“Enormous,” gushed Burberry’s chief creative officer Christopher Bailey about trade opportunities post Brexit in an interview with the BBC’s Today Programme. “It’s much smaller world than it’s ever been!
“The possibilities and the potential for growth both local here in the UK and overseas is enormous.”
Mercy me, Brexit has a Luke Skywalker!
Trust Tim Martin to be out and about representing the dark side of the (Brexit) force: “It is my view that the main risk from the current Brexit negotiations is not to Wetherspoon, but to our excellent EU suppliers – and to EU economies,” he opined, displaying the dangerous arrogance common to hardcore Brexiteers in one of his patented rants that usually accompany his pub chain’s results.
“As a result of their current posturing and threats, EU negotiators are inevitably encouraging importers like Wetherspoon to look elsewhere for supplies. This process is unlikely to have adverse effects on the UK economy, as companies will be able to switch to suppliers representing the 93 per cent of the world’s population which is not in the EU, but this evolution will eventually be highly damaging to the economy of the EU.”
So get off my lawn Michel Barnier, Guy Verhofstadt, Jean Claude Juncker and the rest of yer, or else I’m gunna wave my stick acher.
The rhetoric and platitudes Mr Martin indulges in will come as scant comfort to those businesses, exporters for example, that do most of their trade with the EU, and are currently tearing their hair out (unlike Mr Martin I speak and listen to them). He ignores the fact that the EU represents by far the biggest market (by orders of magnitude) for their product.
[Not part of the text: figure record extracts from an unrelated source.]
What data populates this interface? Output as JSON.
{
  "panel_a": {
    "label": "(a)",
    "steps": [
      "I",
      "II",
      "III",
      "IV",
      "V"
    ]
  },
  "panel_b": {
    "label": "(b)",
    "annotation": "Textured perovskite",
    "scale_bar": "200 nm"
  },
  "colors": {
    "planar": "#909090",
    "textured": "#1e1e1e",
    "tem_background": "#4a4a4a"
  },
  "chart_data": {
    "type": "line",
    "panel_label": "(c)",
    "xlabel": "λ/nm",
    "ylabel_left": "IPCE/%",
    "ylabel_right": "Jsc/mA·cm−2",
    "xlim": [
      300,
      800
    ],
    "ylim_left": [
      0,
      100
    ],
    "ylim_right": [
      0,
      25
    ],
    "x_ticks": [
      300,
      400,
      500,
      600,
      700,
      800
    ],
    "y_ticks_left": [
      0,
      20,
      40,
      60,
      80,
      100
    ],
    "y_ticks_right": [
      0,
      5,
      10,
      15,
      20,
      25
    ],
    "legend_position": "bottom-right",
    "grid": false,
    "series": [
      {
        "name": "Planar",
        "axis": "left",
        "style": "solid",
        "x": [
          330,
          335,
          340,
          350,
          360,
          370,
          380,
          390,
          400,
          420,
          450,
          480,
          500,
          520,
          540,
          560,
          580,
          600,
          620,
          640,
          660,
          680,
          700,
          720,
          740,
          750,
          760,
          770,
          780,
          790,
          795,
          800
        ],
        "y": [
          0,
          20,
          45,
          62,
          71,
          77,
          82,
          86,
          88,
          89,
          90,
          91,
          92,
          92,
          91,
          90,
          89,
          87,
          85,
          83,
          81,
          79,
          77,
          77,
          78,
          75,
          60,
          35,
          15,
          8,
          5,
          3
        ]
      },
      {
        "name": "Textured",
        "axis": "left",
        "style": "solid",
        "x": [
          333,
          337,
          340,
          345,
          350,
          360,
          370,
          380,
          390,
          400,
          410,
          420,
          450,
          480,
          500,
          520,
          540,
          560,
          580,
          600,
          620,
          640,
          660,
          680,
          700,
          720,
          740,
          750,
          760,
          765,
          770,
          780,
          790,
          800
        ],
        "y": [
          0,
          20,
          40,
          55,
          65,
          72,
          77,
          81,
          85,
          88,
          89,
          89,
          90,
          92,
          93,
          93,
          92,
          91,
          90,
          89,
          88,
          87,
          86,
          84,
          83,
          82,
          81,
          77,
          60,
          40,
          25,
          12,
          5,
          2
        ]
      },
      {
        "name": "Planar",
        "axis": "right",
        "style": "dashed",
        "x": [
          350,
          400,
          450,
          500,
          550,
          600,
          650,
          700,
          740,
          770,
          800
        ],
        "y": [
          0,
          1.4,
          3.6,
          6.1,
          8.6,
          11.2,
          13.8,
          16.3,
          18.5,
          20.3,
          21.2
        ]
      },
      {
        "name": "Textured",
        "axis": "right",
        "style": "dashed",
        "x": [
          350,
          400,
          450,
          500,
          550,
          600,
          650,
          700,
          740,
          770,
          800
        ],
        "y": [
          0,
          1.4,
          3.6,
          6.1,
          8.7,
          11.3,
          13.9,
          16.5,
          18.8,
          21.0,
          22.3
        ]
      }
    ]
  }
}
He’s right on one point. It will hurt Europe if a successful settlement is not concluded. But it will hurt us, as the smaller party, much more.
But don’t listen to me. Oh no. You should just look to Brexit Luke’s sunny optimism! And outside, oh there’s the Easter Bunny frolicking. He’s got a pint in his hand too. Oh no! It’s European lager that he bought from Greene King. GET ME MY GUN.
If the poor old bunny can escape the buckshot, it should at least find plenty of apples to eat. The industry’s positively up in arms because it needs people to pick them, and that’s going to be a struggle given Theresa May’s reckless and stupid approach to post-Brexit immigration.
To export its product, the UK apple industry needs to be able to import staff. Mr Martin might be able find a way around any troubles getting his hands on people by, I don’t know, introducing honesty bars? The might be fun.
But that’s not an option open to apple farmers. If they can’t get people to pick ‘em their product won’t get picked. It’ll end up falling to the ground for rabbits, wasps and other creatures.
As for importers like Mr Martin getting what he needs from outside the EU? Sure, he could try that. But the problem is, hard Brexit, the one favoured by the aforementioned Ms May, is going to cause delays for all importers, regardless of where they import from.
John Thompson, boss of the HMRC, has to deal with the reality of that. He can’t afford to waste time listening to Brexit Luke’s sweet nothings. Time is what he doesn’t have.
Business picture of the day
He told the Treasury Committee that a new customs arrangement with Europe will cost £800m and take seven years to implement. And he doesn’t have the money. Apparently there are people thinking about this in Government. Good to know!
But nothing is going to change the fact that it will be a mega project and that all imports while be affected along the way. “I need to be transparent with you,” he said. Yes he does.
This is the reality, he might have added, one that all of us are soon going to have to confront, including Brexiteers, regardless of whether they side with Luke, or Darth.